Back then, I only considered this to be an interesting experiment, but in hindsight, it was a subtle meditation practice that helped me create internal space within myself so that I wasn’t passively letting emotions and instinct determine my actions. I could always pause instead of react, and the mental space created by the pause gave me more calm, control, and clarity over my life. I never became overly stressed or anxious because I had the space within myself to pause.
However, a peculiar thing began to occur as I got better and better at pausing. Since I would rarely lose my cool or become overwhelmed with emotion people began to think that I was cold or emotionless. Because our culture does not encourage people to cultivate this internal space within themselves, the expectation is that all of us are supposed to be held captive by our emotions, and having more mindful control over your reactions to emotional stimuli becomes seen as a negative thing. The uncontrolled expression of emotion allegedly became proof of emotions, and a controlled expression of emotions allegedly demonstrated a lack of emotion.

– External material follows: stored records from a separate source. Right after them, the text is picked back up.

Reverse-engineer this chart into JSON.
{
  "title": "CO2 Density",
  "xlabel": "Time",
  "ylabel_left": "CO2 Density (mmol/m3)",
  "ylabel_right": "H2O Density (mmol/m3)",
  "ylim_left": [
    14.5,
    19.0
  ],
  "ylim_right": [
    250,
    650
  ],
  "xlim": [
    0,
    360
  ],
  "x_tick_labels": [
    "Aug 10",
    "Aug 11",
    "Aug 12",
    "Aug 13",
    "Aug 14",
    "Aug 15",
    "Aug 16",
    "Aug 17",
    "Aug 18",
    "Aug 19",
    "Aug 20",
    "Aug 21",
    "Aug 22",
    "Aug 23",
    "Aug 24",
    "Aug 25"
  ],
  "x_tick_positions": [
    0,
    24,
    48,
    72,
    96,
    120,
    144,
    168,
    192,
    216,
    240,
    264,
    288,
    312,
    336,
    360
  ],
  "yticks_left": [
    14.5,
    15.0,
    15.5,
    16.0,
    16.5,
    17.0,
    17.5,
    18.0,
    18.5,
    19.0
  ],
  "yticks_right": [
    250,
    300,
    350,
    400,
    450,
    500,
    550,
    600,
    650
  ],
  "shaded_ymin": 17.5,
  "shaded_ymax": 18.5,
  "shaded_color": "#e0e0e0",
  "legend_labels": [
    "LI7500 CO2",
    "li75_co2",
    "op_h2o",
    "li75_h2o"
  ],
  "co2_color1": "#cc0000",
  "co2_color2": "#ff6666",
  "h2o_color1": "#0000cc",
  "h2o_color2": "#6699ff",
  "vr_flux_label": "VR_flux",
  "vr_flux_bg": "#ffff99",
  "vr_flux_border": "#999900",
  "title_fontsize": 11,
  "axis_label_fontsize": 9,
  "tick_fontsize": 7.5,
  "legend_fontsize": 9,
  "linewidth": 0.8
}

For a long time, a skill and an internal space that I knew to be beneficial was perceived as something detrimental and it made it very hard for me to articulate how and why this internal space was beneficial. When a society equates calmness with lifelessness and considers chaos to be a fuller form of living, we should re-examine the values of the environment in which we live.
Ethnocide works to normalize chaos because the intentional destruction of a people’s culture is chaotic. To counter ethnocide, we need philosophy, language, and practices. A proactive meditation practice devoted to creating a calm internal space filled with good energy can give us the wisdom and strength to make our external spaces more sustainable, nurturing, and Eǔtopian.